3. Altro elemento di illegittimità è per il Tribunale la mancata specificazione di un termine, poiché la temporaneità dei DPCM “appare in realtà solo formale”; come evidenziato dalla recente giurisprudenza del TAR del Lazio, “tenuto conto che le misure finora assunte per fronteggiare l’epidemia da Covid 19, di cui la difesa erariale enfatizza la temporaneità, nei fatti risultano avere sostanzialmente perso tale connotazione stante la rinnovazione di gran parte delle stesse con cadenza quindicinale o mensile” (Tar del Lazio ordinanza n. 7468/2020, che si è espresso sul DPCM 3.11.2020).

Il giudice capitolino rileva inoltre “un ricorrente difetto di motivazione” di tutti i dPCM che, come stabilisce l’art. 3 della legge 241/1990, in quanto atti amministrativi devono essere adeguatamente motivati; e invece nel corpo dei provvedimenti relativi alla emergenza epidemiologica la motivazione è “redatta in massima parte con la tecnica della motivazione per relationem, con rinvio ad altri atti amministrativi e, in particolare (ma non solo), ai verbali del Comitato Tecnico Scientifico (CTS)”. I verbali del CTS, peraltro, in massima parte non sono disponibili né conoscibili, e ciò rende di fatto impossibile o estremamente difficoltoso il riscontro per relationem. In un primo momento tali verbali erano classificati come “riservati”, e solo successivamente sono stati pubblicati, ma con un ritardo tale da non consentire l’attivazione della tutela giurisdizionale.

La motivazione è inoltre indispensabile per consentire il sindacato sul c.d. eccesso di potere. “Sul punto talvolta non è emerso neanche, dal combinato disposto dei DPCM e verbali del CTS, un adeguato bilanciamento degli interessi costituzionali in gioco, che fosse cioè basato su una istruttoria completa e su una chiara e univoca presa d’atto della situazione di fatto”. Tale difetto è stato rilevato dal Tar Lazio con riferimento al DPCM del novembre 2020: “dal DPCM impugnato non emergono elementi tali da far ritenere che l’amministrazione abbia effettuato un opportuno bilanciamento tra il diritto fondamentale alla salute della collettività e tutti gli altri diritti inviolabili” (Tar Lazio, ordinanza n. 7468/2020).
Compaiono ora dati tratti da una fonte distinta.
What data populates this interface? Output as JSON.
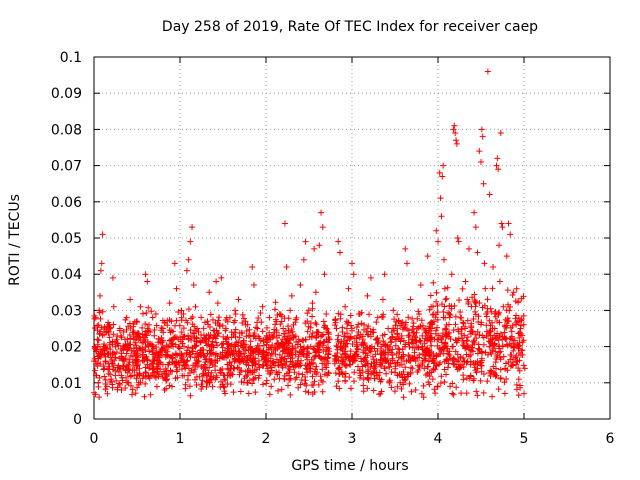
{
  "chart_data": {
    "type": "scatter",
    "title": "Day 258 of 2019, Rate Of TEC Index for receiver caep",
    "xlabel": "GPS time / hours",
    "ylabel": "ROTI / TECUs",
    "xlim": [
      0,
      6
    ],
    "ylim": [
      0,
      0.1
    ],
    "x_ticks": [
      "0",
      "1",
      "2",
      "3",
      "4",
      "5",
      "6"
    ],
    "y_ticks": [
      "0",
      "0.01",
      "0.02",
      "0.03",
      "0.04",
      "0.05",
      "0.06",
      "0.07",
      "0.08",
      "0.09",
      "0.1"
    ],
    "grid": true,
    "marker": "+",
    "series": [
      {
        "name": "ROTI",
        "color": "#ff0000",
        "points": [
          [
            0.0,
            0.016
          ],
          [
            0.02,
            0.028
          ],
          [
            0.03,
            0.012
          ],
          [
            0.04,
            0.022
          ],
          [
            0.05,
            0.01
          ],
          [
            0.06,
            0.03
          ],
          [
            0.07,
            0.034
          ],
          [
            0.08,
            0.041
          ],
          [
            0.09,
            0.043
          ],
          [
            0.1,
            0.051
          ],
          [
            0.11,
            0.02
          ],
          [
            0.12,
            0.014
          ],
          [
            0.14,
            0.024
          ],
          [
            0.15,
            0.009
          ],
          [
            0.17,
            0.018
          ],
          [
            0.18,
            0.026
          ],
          [
            0.2,
            0.011
          ],
          [
            0.22,
            0.039
          ],
          [
            0.23,
            0.031
          ],
          [
            0.25,
            0.017
          ],
          [
            0.27,
            0.021
          ],
          [
            0.29,
            0.013
          ],
          [
            0.3,
            0.025
          ],
          [
            0.32,
            0.008
          ],
          [
            0.34,
            0.019
          ],
          [
            0.36,
            0.022
          ],
          [
            0.38,
            0.028
          ],
          [
            0.4,
            0.015
          ],
          [
            0.42,
            0.033
          ],
          [
            0.44,
            0.012
          ],
          [
            0.46,
            0.024
          ],
          [
            0.48,
            0.018
          ],
          [
            0.5,
            0.027
          ],
          [
            0.52,
            0.01
          ],
          [
            0.54,
            0.031
          ],
          [
            0.56,
            0.021
          ],
          [
            0.58,
            0.016
          ],
          [
            0.6,
            0.04
          ],
          [
            0.62,
            0.038
          ],
          [
            0.64,
            0.026
          ],
          [
            0.66,
            0.012
          ],
          [
            0.68,
            0.019
          ],
          [
            0.7,
            0.023
          ],
          [
            0.72,
            0.029
          ],
          [
            0.74,
            0.014
          ],
          [
            0.76,
            0.017
          ],
          [
            0.78,
            0.021
          ],
          [
            0.8,
            0.025
          ],
          [
            0.82,
            0.008
          ],
          [
            0.84,
            0.011
          ],
          [
            0.86,
            0.015
          ],
          [
            0.88,
            0.032
          ],
          [
            0.9,
            0.027
          ],
          [
            0.92,
            0.02
          ],
          [
            0.94,
            0.043
          ],
          [
            0.96,
            0.036
          ],
          [
            0.98,
            0.022
          ],
          [
            1.0,
            0.018
          ],
          [
            1.02,
            0.024
          ],
          [
            1.04,
            0.029
          ],
          [
            1.06,
            0.014
          ],
          [
            1.08,
            0.041
          ],
          [
            1.1,
            0.044
          ],
          [
            1.12,
            0.049
          ],
          [
            1.14,
            0.053
          ],
          [
            1.16,
            0.037
          ],
          [
            1.18,
            0.031
          ],
          [
            1.2,
            0.025
          ],
          [
            1.22,
            0.016
          ],
          [
            1.24,
            0.019
          ],
          [
            1.26,
            0.009
          ],
          [
            1.28,
            0.012
          ],
          [
            1.3,
            0.021
          ],
          [
            1.32,
            0.027
          ],
          [
            1.34,
            0.035
          ],
          [
            1.36,
            0.02
          ],
          [
            1.38,
            0.015
          ],
          [
            1.4,
            0.023
          ],
          [
            1.42,
            0.038
          ],
          [
            1.44,
            0.032
          ],
          [
            1.46,
            0.026
          ],
          [
            1.48,
            0.039
          ],
          [
            1.5,
            0.017
          ],
          [
            1.52,
            0.011
          ],
          [
            1.54,
            0.022
          ],
          [
            1.56,
            0.014
          ],
          [
            1.58,
            0.028
          ],
          [
            1.6,
            0.024
          ],
          [
            1.62,
            0.019
          ],
          [
            1.64,
            0.03
          ],
          [
            1.66,
            0.018
          ],
          [
            1.68,
            0.033
          ],
          [
            1.7,
            0.013
          ],
          [
            1.72,
            0.021
          ],
          [
            1.74,
            0.016
          ],
          [
            1.76,
            0.027
          ],
          [
            1.78,
            0.01
          ],
          [
            1.8,
            0.023
          ],
          [
            1.82,
            0.02
          ],
          [
            1.84,
            0.042
          ],
          [
            1.86,
            0.037
          ],
          [
            1.88,
            0.015
          ],
          [
            1.9,
            0.025
          ],
          [
            1.92,
            0.012
          ],
          [
            1.94,
            0.019
          ],
          [
            1.96,
            0.031
          ],
          [
            1.98,
            0.017
          ],
          [
            2.0,
            0.022
          ],
          [
            2.02,
            0.014
          ],
          [
            2.04,
            0.028
          ],
          [
            2.06,
            0.009
          ],
          [
            2.08,
            0.018
          ],
          [
            2.1,
            0.024
          ],
          [
            2.12,
            0.013
          ],
          [
            2.14,
            0.021
          ],
          [
            2.16,
            0.029
          ],
          [
            2.18,
            0.016
          ],
          [
            2.2,
            0.025
          ],
          [
            2.22,
            0.054
          ],
          [
            2.24,
            0.042
          ],
          [
            2.26,
            0.019
          ],
          [
            2.28,
            0.03
          ],
          [
            2.3,
            0.034
          ],
          [
            2.32,
            0.026
          ],
          [
            2.34,
            0.011
          ],
          [
            2.36,
            0.015
          ],
          [
            2.38,
            0.022
          ],
          [
            2.4,
            0.037
          ],
          [
            2.42,
            0.018
          ],
          [
            2.44,
            0.044
          ],
          [
            2.46,
            0.049
          ],
          [
            2.48,
            0.027
          ],
          [
            2.5,
            0.014
          ],
          [
            2.52,
            0.02
          ],
          [
            2.54,
            0.032
          ],
          [
            2.56,
            0.047
          ],
          [
            2.58,
            0.035
          ],
          [
            2.6,
            0.024
          ],
          [
            2.62,
            0.048
          ],
          [
            2.64,
            0.057
          ],
          [
            2.66,
            0.053
          ],
          [
            2.68,
            0.04
          ],
          [
            2.7,
            0.029
          ],
          [
            2.72,
            0.017
          ],
          [
            2.74,
            0.022
          ],
          [
            2.8,
            0.016
          ],
          [
            2.82,
            0.025
          ],
          [
            2.84,
            0.049
          ],
          [
            2.86,
            0.046
          ],
          [
            2.88,
            0.013
          ],
          [
            2.9,
            0.02
          ],
          [
            2.92,
            0.031
          ],
          [
            2.94,
            0.027
          ],
          [
            2.96,
            0.036
          ],
          [
            2.98,
            0.015
          ],
          [
            3.0,
            0.043
          ],
          [
            3.02,
            0.04
          ],
          [
            3.04,
            0.018
          ],
          [
            3.06,
            0.023
          ],
          [
            3.08,
            0.029
          ],
          [
            3.1,
            0.012
          ],
          [
            3.12,
            0.021
          ],
          [
            3.14,
            0.026
          ],
          [
            3.16,
            0.017
          ],
          [
            3.18,
            0.034
          ],
          [
            3.2,
            0.019
          ],
          [
            3.22,
            0.039
          ],
          [
            3.24,
            0.024
          ],
          [
            3.26,
            0.014
          ],
          [
            3.28,
            0.022
          ],
          [
            3.3,
            0.028
          ],
          [
            3.32,
            0.011
          ],
          [
            3.34,
            0.02
          ],
          [
            3.36,
            0.033
          ],
          [
            3.38,
            0.04
          ],
          [
            3.4,
            0.016
          ],
          [
            3.42,
            0.025
          ],
          [
            3.44,
            0.019
          ],
          [
            3.46,
            0.013
          ],
          [
            3.48,
            0.03
          ],
          [
            3.5,
            0.022
          ],
          [
            3.52,
            0.018
          ],
          [
            3.54,
            0.027
          ],
          [
            3.56,
            0.01
          ],
          [
            3.58,
            0.015
          ],
          [
            3.6,
            0.006
          ],
          [
            3.62,
            0.047
          ],
          [
            3.64,
            0.043
          ],
          [
            3.66,
            0.021
          ],
          [
            3.68,
            0.033
          ],
          [
            3.7,
            0.017
          ],
          [
            3.72,
            0.024
          ],
          [
            3.74,
            0.008
          ],
          [
            3.76,
            0.013
          ],
          [
            3.78,
            0.029
          ],
          [
            3.8,
            0.037
          ],
          [
            3.82,
            0.02
          ],
          [
            3.84,
            0.014
          ],
          [
            3.86,
            0.025
          ],
          [
            3.88,
            0.045
          ],
          [
            3.9,
            0.019
          ],
          [
            3.92,
            0.031
          ],
          [
            3.94,
            0.011
          ],
          [
            3.96,
            0.022
          ],
          [
            3.98,
            0.052
          ],
          [
            4.0,
            0.049
          ],
          [
            4.02,
            0.068
          ],
          [
            4.03,
            0.061
          ],
          [
            4.04,
            0.056
          ],
          [
            4.05,
            0.067
          ],
          [
            4.06,
            0.07
          ],
          [
            4.07,
            0.044
          ],
          [
            4.08,
            0.036
          ],
          [
            4.1,
            0.026
          ],
          [
            4.12,
            0.018
          ],
          [
            4.14,
            0.009
          ],
          [
            4.16,
            0.04
          ],
          [
            4.18,
            0.08
          ],
          [
            4.19,
            0.081
          ],
          [
            4.2,
            0.079
          ],
          [
            4.21,
            0.077
          ],
          [
            4.22,
            0.076
          ],
          [
            4.23,
            0.05
          ],
          [
            4.24,
            0.049
          ],
          [
            4.26,
            0.028
          ],
          [
            4.28,
            0.015
          ],
          [
            4.3,
            0.021
          ],
          [
            4.32,
            0.038
          ],
          [
            4.34,
            0.033
          ],
          [
            4.36,
            0.047
          ],
          [
            4.38,
            0.012
          ],
          [
            4.4,
            0.024
          ],
          [
            4.42,
            0.057
          ],
          [
            4.44,
            0.053
          ],
          [
            4.46,
            0.046
          ],
          [
            4.48,
            0.074
          ],
          [
            4.5,
            0.071
          ],
          [
            4.51,
            0.08
          ],
          [
            4.52,
            0.078
          ],
          [
            4.53,
            0.065
          ],
          [
            4.54,
            0.043
          ],
          [
            4.55,
            0.036
          ],
          [
            4.56,
            0.029
          ],
          [
            4.58,
            0.096
          ],
          [
            4.6,
            0.062
          ],
          [
            4.62,
            0.018
          ],
          [
            4.64,
            0.042
          ],
          [
            4.66,
            0.025
          ],
          [
            4.68,
            0.07
          ],
          [
            4.69,
            0.072
          ],
          [
            4.7,
            0.069
          ],
          [
            4.71,
            0.048
          ],
          [
            4.72,
            0.038
          ],
          [
            4.73,
            0.079
          ],
          [
            4.74,
            0.054
          ],
          [
            4.75,
            0.053
          ],
          [
            4.76,
            0.031
          ],
          [
            4.78,
            0.014
          ],
          [
            4.8,
            0.045
          ],
          [
            4.82,
            0.054
          ],
          [
            4.84,
            0.051
          ],
          [
            4.86,
            0.022
          ],
          [
            4.88,
            0.035
          ],
          [
            4.9,
            0.017
          ],
          [
            4.92,
            0.027
          ],
          [
            4.94,
            0.011
          ],
          [
            4.96,
            0.025
          ],
          [
            4.98,
            0.019
          ],
          [
            5.0,
            0.007
          ],
          [
            5.01,
            0.014
          ]
        ]
      }
    ]
  }
}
4. Dalla lettura di quei verbali che sono stati pubblicati, “non emerge”, rispetto alle misure meno incisive prese da altri Paesi, “con chiarezza quale sia la logica della scelta fortemente compressiva operata dalla PA (…) e l’opzione dell’amministrazione non appare univocamente determinata dalla situazione di fatto sottostante e, talvolta addirittura contraddittoria, con ciò determinando ulteriori possibili vizi di eccesso di potere per illogicità”.

Potrà condividersi o meno la motivazione dell’ordinanza del Tribunale di Roma, ma non è liquidabile con una scrollata di spalle: le modalità scelte per decidere la forte compressione di libertà costituzionali merita una approfondita riflessione, anche di prospettiva, per evitare che quel che oggi viene varato come provvisorio ed eccezionale si trasformi in definitivo e ordinario.